Heart_and_SoulYeah.. how do you know what 99.5% of NS think? How do you know that no one will like HC'ing given only 1 person has ever tried it and he liked it on piste (but not on jumps)? How do you know racers think their style (or skis) are so perfect when they're under strict FIS rules regarding ski dimensions?
Anyway, when I skied NZ (including Mt Ruapehu) the problem with that trip was that whenever I asked anyone anything about anything, all I got was lies and misinformation. It must have been my Aussie accent or something. I just can't trust your opinion and there's no vids of you skiing.
Resort to ad hominem if you like, but I say that for a variety of reasons.
Newschoolers, in general, are the first to climb all over the hype train and get excited about anything with even a modicum of merit. I don't see a queue of NS'ers lining up to start Heartcarving. Considering the pure distilled shit that NS has got excited about in the past, a product has to be held in exceptionally low regard for the current mixture of disdain and apathy to occur.

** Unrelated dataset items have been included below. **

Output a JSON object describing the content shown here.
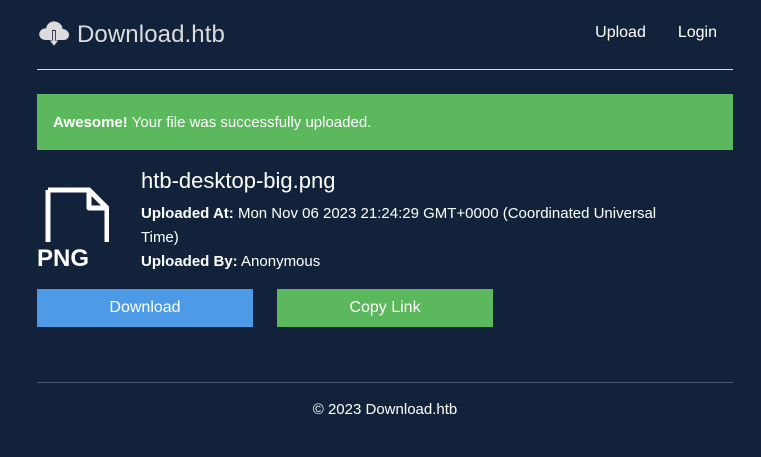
{
  "brand": {
    "name": "Download.htb",
    "icon": "cloud-download-icon"
  },
  "nav": {
    "upload": "Upload",
    "login": "Login"
  },
  "alert": {
    "strong": "Awesome!",
    "message": "Your file was successfully uploaded."
  },
  "file": {
    "icon": "png-file-icon",
    "icon_text": "PNG",
    "name": "htb-desktop-big.png",
    "uploaded_at_label": "Uploaded At:",
    "uploaded_at_value": "Mon Nov 06 2023 21:24:29 GMT+0000 (Coordinated Universal Time)",
    "uploaded_by_label": "Uploaded By:",
    "uploaded_by_value": "Anonymous"
  },
  "actions": {
    "download": "Download",
    "copy_link": "Copy Link"
  },
  "footer": {
    "text": "© 2023 Download.htb"
  },
  "colors": {
    "background": "#11223a",
    "success": "#5cb85c",
    "primary": "#4d9be6"
  }
}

At the end of the day it's basically laughable. The reason nobody is hyped about it is because you're trying to build hype about skiing in a very ordinary manner on a pair of wonky skis. I've said it before and I will say it again, there is nothing revolutionary, noteworthy or exciting in the slightest about either the skis or the way that you use them.

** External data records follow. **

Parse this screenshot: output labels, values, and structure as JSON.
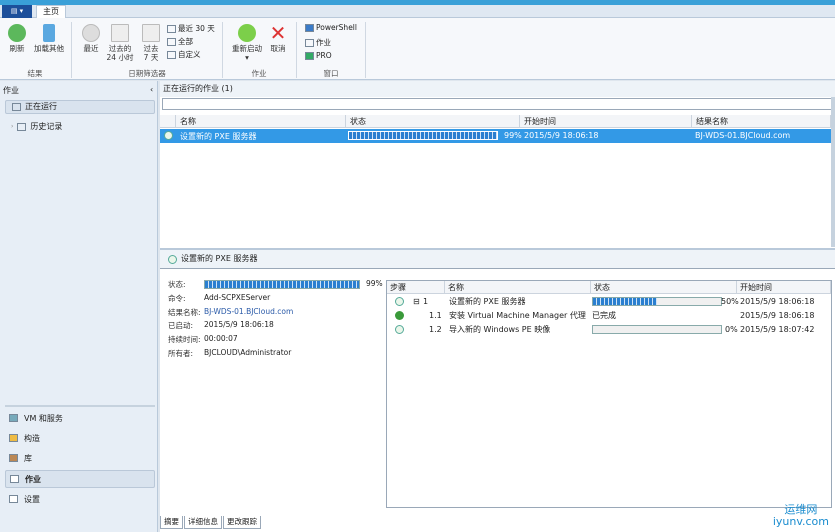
{
  "ribbon": {
    "app_menu": "▤ ▾",
    "tab_home": "主页",
    "buttons": {
      "refresh": "刷新",
      "load_more": "加载其他",
      "recent": "最近",
      "past24_1": "过去的",
      "past24_2": "24 小时",
      "past7_1": "过去",
      "past7_2": "7 天",
      "last30": "最近 30 天",
      "all": "全部",
      "custom": "自定义",
      "restart": "重新启动",
      "cancel": "取消",
      "powershell": "PowerShell",
      "jobs": "作业",
      "pro": "PRO"
    },
    "groups": {
      "results": "结果",
      "date_filter": "日期筛选器",
      "job": "作业",
      "window": "窗口"
    }
  },
  "left": {
    "title": "作业",
    "collapse": "‹",
    "items": [
      {
        "label": "正在运行"
      },
      {
        "label": "历史记录"
      }
    ],
    "workspaces": [
      {
        "label": "VM 和服务"
      },
      {
        "label": "构造"
      },
      {
        "label": "库"
      },
      {
        "label": "作业"
      },
      {
        "label": "设置"
      }
    ]
  },
  "main": {
    "title": "正在运行的作业 (1)",
    "search_value": "",
    "columns": [
      "名称",
      "状态",
      "开始时间",
      "结果名称"
    ],
    "rows": [
      {
        "name": "设置新的 PXE 服务器",
        "progress": 99,
        "progress_label": "99%",
        "start": "2015/5/9 18:06:18",
        "result": "BJ-WDS-01.BJCloud.com"
      }
    ]
  },
  "detail": {
    "title": "设置新的 PXE 服务器",
    "fields": {
      "status_label": "状态:",
      "status_progress": 99,
      "status_pct": "99%",
      "command_label": "命令:",
      "command": "Add-SCPXEServer",
      "result_label": "结果名称:",
      "result": "BJ-WDS-01.BJCloud.com",
      "started_label": "已启动:",
      "started": "2015/5/9 18:06:18",
      "duration_label": "持续时间:",
      "duration": "00:00:07",
      "owner_label": "所有者:",
      "owner": "BJCLOUD\\Administrator"
    },
    "step_columns": [
      "步骤",
      "名称",
      "状态",
      "开始时间"
    ],
    "steps": [
      {
        "step": "1",
        "name": "设置新的 PXE 服务器",
        "progress": 50,
        "status": "50%",
        "start": "2015/5/9 18:06:18"
      },
      {
        "step": "1.1",
        "name": "安装 Virtual Machine Manager 代理",
        "status": "已完成",
        "start": "2015/5/9 18:06:18"
      },
      {
        "step": "1.2",
        "name": "导入新的 Windows PE 映像",
        "progress": 0,
        "status": "0%",
        "start": "2015/5/9 18:07:42"
      }
    ],
    "tabs": [
      "摘要",
      "详细信息",
      "更改跟踪"
    ]
  },
  "watermark": {
    "line1": "运维网",
    "line2": "iyunv.com"
  }
}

To use another metaphor, it's like you're trying to market going for a walk, except you wear your shoes on the wrong feet and you zig-zag a bit, but you're telling us all that it's a revolutionary new form of transportation and that all other styles of perambulation are somehow comparatively flawed, although only you and 1 other person have ever tried heartwalking and anyone who has watched a video of it can't actually see any particular merit in it over conventional walking. Not to mention heartwalking comes with some sort of strange marketing campaign that sits somewhere between confusing, deluded and obnoxious, and is delivered by someone with a strange fixation about penises.
Wait, no, that last bit is not a metaphor, that's Heartcarving.